With his beloved wife Kali in the background


I first heard Leonidas Kyrkos speak back in 1974. That was the beginning of our “love affair” which lasted even when, after I returned to Greece, I joined the Communist Party of Greece, his opponent. It is my strong belief that Leonidas strongest point was his total honesty: he changed opinions sometimes and people were upset with him. In my view cde Leonidas always practiced what he preached: when he was on death row, during the civil war, when he chose Eurocommunism and mainly when he called for a unity of the left wing forces. Leonidas Kyrkos together with Charilaos Florakis managed to overcome their differences and create the Coalition of the Left and Progress with the participation of the two Communist Parties that existed till then.

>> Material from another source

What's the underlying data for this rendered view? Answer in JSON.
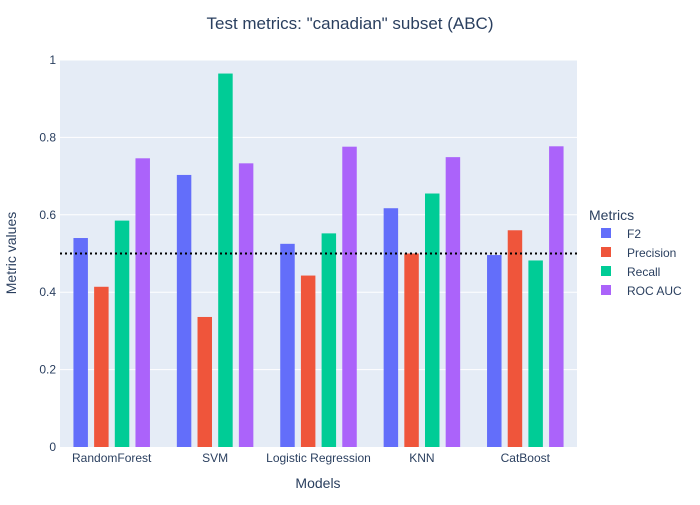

He was an orator, he was a man, with a vision but most of all he was an authentic person, he was genuine and that is what his public always instantly realised. He brought a large number of Greek citizens closer to left wing politics and opened their minds to new horizons. One of the founding members of EDA (United democratic Left) he was elected to the National Parliament in 1961, ’63 and ’64. During the military dictatorship he was arrested and imprisonned. Later on,while heading small left wing parties, he was elected to both the European and Greek Parliaments
He is one more of the “drakogenia” – the dragon generation – to leave us. There is a feeling that this generation who lived, from the left wing perspective, through the German occupation, the resistance and the civil war was a generation of strong willed, dedicated and genuine believers who faced prisons, concentration camps, isolation and marginalisation within society, psycological and physical torture, were real dragons and their shoes cannot be filled. They remained young till their death in spite of their age and health because of their optimism and their love of life, a trait of the left that we must nurture in these difficult days.
Their memory, and there were many, is a constant reminder and help for us and the future generations to keep up our faith to left wing principles and continue our struggles.
Leonida you will always be with us, together with all the comrades who were with you during these long years of struggle but remained anonymous. You never forgot them and neither shall we.